Побыв дома два дня, Плетнев с изумлением констатировал, что деваться ему, в общем, некуда. Никакой свободы выбора у него нет – а может, и не было никогда?..
И почему-то смутно представился ему серый и влажный осенний день, гул подходящей электрички, толпа на загородном перроне, нейлоновая куртешка с «молнией», которую вечно заедало, и мать носила ее в магазин «менять», да так и не поменяла, веселые лица, хохот и обрывки разговоров, резиновые сапоги, которые уже в Москве на Сухаревке натерли ему пятку так, что ступить было больно.
Мать говорила, что у него «не ноги, а одно горе», он и вправду то и дело стирал их до кровавых мозолей. Нищее серо-желтое поле, упиравшееся в горизонт, куча мешков и ящиков, возле которых студенты навалили свои рюкзаки и телогрейки, баба в теплом платке, сказавшая язвительно, что «картошку копать – это тебе не книжку читать, понимание нужно!». И девчонка из третьей группы, попавшая к нему «в пару», они все работали «парами» – один копает, другой собирает, – которая, весело блестя глазами, объявила, что они непременно должны вон тех дураков обогнать и он, Плетнев, за это отвечает.
Девчонка то и дело перекликалась с теми двумя «дураками», на Плетнева не обращала никакого внимания, и потом, вернувшись в институт, он исподтишка наблюдал за ней, все мечтал поближе познакомиться, но очень быстро она выскочила замуж за одного из тех двоих, которых непременно нужно было опередить на картошке!

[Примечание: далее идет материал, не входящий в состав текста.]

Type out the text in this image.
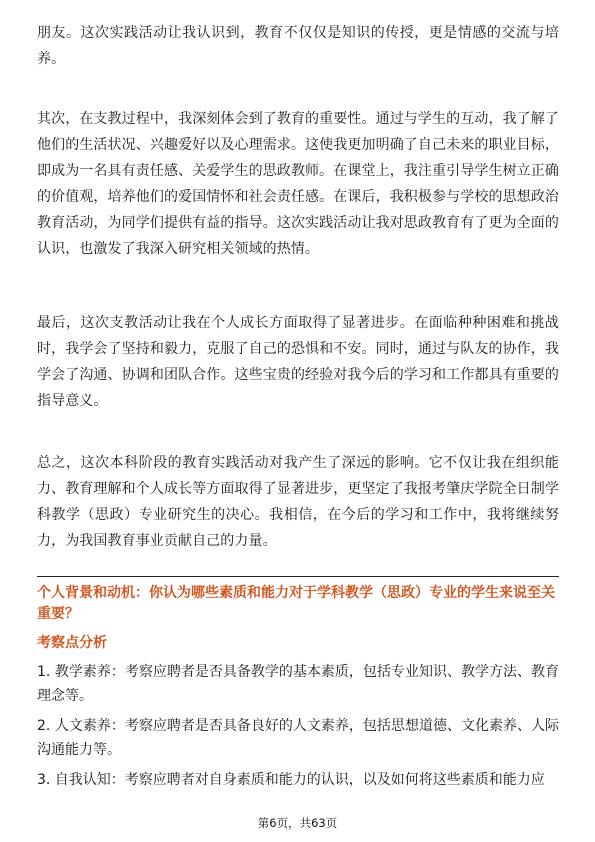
朋友。这次实践活动让我认识到，教育不仅仅是知识的传授，更是情感的交流与培养。

其次，在支教过程中，我深刻体会到了教育的重要性。通过与学生的互动，我了解了他们的生活状况、兴趣爱好以及心理需求。这使我更加明确了自己未来的职业目标，即成为一名具有责任感、关爱学生的思政教师。在课堂上，我注重引导学生树立正确的价值观，培养他们的爱国情怀和社会责任感。在课后，我积极参与学校的思想政治教育活动，为同学们提供有益的指导。这次实践活动让我对思政教育有了更为全面的认识，也激发了我深入研究相关领域的热情。

最后，这次支教活动让我在个人成长方面取得了显著进步。在面临种种困难和挑战时，我学会了坚持和毅力，克服了自己的恐惧和不安。同时，通过与队友的协作，我学会了沟通、协调和团队合作。这些宝贵的经验对我今后的学习和工作都具有重要的指导意义。

总之，这次本科阶段的教育实践活动对我产生了深远的影响。它不仅让我在组织能力、教育理解和个人成长等方面取得了显著进步，更坚定了我报考肇庆学院全日制学科教学（思政）专业研究生的决心。我相信，在今后的学习和工作中，我将继续努力，为我国教育事业贡献自己的力量。

个人背景和动机：你认为哪些素质和能力对于学科教学（思政）专业的学生来说至关重要？

考察点分析

1. 教学素养：考察应聘者是否具备教学的基本素质，包括专业知识、教学方法、教育理念等。
2. 人文素养：考察应聘者是否具备良好的人文素养，包括思想道德、文化素养、人际沟通能力等。
3. 自我认知：考察应聘者对自身素质和能力的认识，以及如何将这些素质和能力应
第6页，共63页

Может, это и была свобода, только он тогда ее не узнал?
Два дня Плетнев просидел в квартире почти безвылазно, лишь съездил в магазин.
И повар, и домработница были отпущены, вернутся не скоро, а есть хотелось уже сейчас. Еда показалась ему невкусной, как будто он по ошибке купил муляжи из папье-маше. Вроде все похоже на настоящее, и даже краше настоящего, но вкуса никакого не имеет.
В середине своей третьей московской ночи Плетнев встал, потому что лежать надоело, включил было телевизор, но сразу выключил – показывали какой-то замшелый американский фильм, выдавая его за новый, и перевод был ужасным, слушать тошно.
Лучше бы не переводили.
Он походил по комнатам, закинув на шею руки, потом поприседал немного – просто так – и опять стал ходить.
…Ну, что ты ходишь? Если ты ходишь потому, что жизнь твоя не удалась и богатые тоже плачут, так это вранье. В четыре утра врать самому себе нельзя, и не ври.